How Best Arm Identification Mode Selects Good Solutions Reliably

One traditional goal for optimization in uncertain domains, like designing web interfaces to maximize conversion rate, is to identify a single best design that can then be deployed for long-term use. It is therefore critical that this design is chosen correctly (so it performs well in the future), and that its performance is estimated reliably (so its performance is not disappointing). Based on the new asynchronous multi-armed bandit (MAB) algorithm presented in Paper 2, a Best Arm Identification (BAI) Mode was developed to increase the reliability and quality of the optimization result. In BAI Mode, an elite pool is maintained by collecting good candidates over the optimization process. At the end of optimization, an additional BAI phase is conducted by running a pure-exploration MAB algorithm on the elite pool. Candidates in the elite pool will be eliminated one after one until only one candidate survives. A final winner will be returned after BAI phase with better guarantee of reliability and quality. The demo below demonstrates the effectiveness of BAI Mode.
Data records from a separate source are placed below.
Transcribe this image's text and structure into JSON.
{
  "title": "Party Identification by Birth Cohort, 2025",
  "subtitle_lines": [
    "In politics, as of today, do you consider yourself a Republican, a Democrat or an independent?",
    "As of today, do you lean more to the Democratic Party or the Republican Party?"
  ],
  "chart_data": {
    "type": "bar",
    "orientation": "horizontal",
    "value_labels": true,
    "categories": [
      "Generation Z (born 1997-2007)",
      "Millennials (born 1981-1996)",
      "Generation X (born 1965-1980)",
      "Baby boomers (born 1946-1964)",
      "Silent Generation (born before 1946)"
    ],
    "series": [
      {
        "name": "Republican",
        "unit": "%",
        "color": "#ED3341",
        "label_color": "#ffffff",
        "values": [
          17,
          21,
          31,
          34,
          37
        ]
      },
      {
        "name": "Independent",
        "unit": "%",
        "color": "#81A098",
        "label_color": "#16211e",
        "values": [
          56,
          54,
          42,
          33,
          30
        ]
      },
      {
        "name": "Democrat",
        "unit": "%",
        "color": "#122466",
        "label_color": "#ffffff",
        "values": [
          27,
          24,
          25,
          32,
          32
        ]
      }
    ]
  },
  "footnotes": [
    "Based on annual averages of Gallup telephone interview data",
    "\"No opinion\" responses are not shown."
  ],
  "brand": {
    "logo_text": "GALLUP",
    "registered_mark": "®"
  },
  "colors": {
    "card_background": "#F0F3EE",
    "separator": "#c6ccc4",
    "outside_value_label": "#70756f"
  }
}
This demo shows the performance difference between the BAI Mode and traditional approach (i.e. the standard EA with uniform traffic allocation) in a simulation of Ascend conversion rate optimization task. The performance is measured via best conversion rate, which is the actual conversion rate of the candidate that is estimated to be best by the algorithms. The box-and-whisker plots show the distributions of the best conversion rates over 500 independent runs for both approaches. The box extends from the 25 to 75 quartile values of the data, with a line at the median. The whiskers extend from the box to show the range of the data. Flier points are those past the end of the whiskers, indicating the outliers. The solid lines depict the movement of average. From the plot it is clear that the BAI mode outperforms the traditional approach consistently in all the aspects: worst-case, median, average and best-case performance (the theoretical optimal performance for the testing environment is 0.08494, which is found by the BAI mode only). Even if the traditional approach starts to converge after generation 6, the BAI mode still has power to improve the quality of candidates. All these results demonstrate that the BAI mode can improve the reliability of optimization substantially.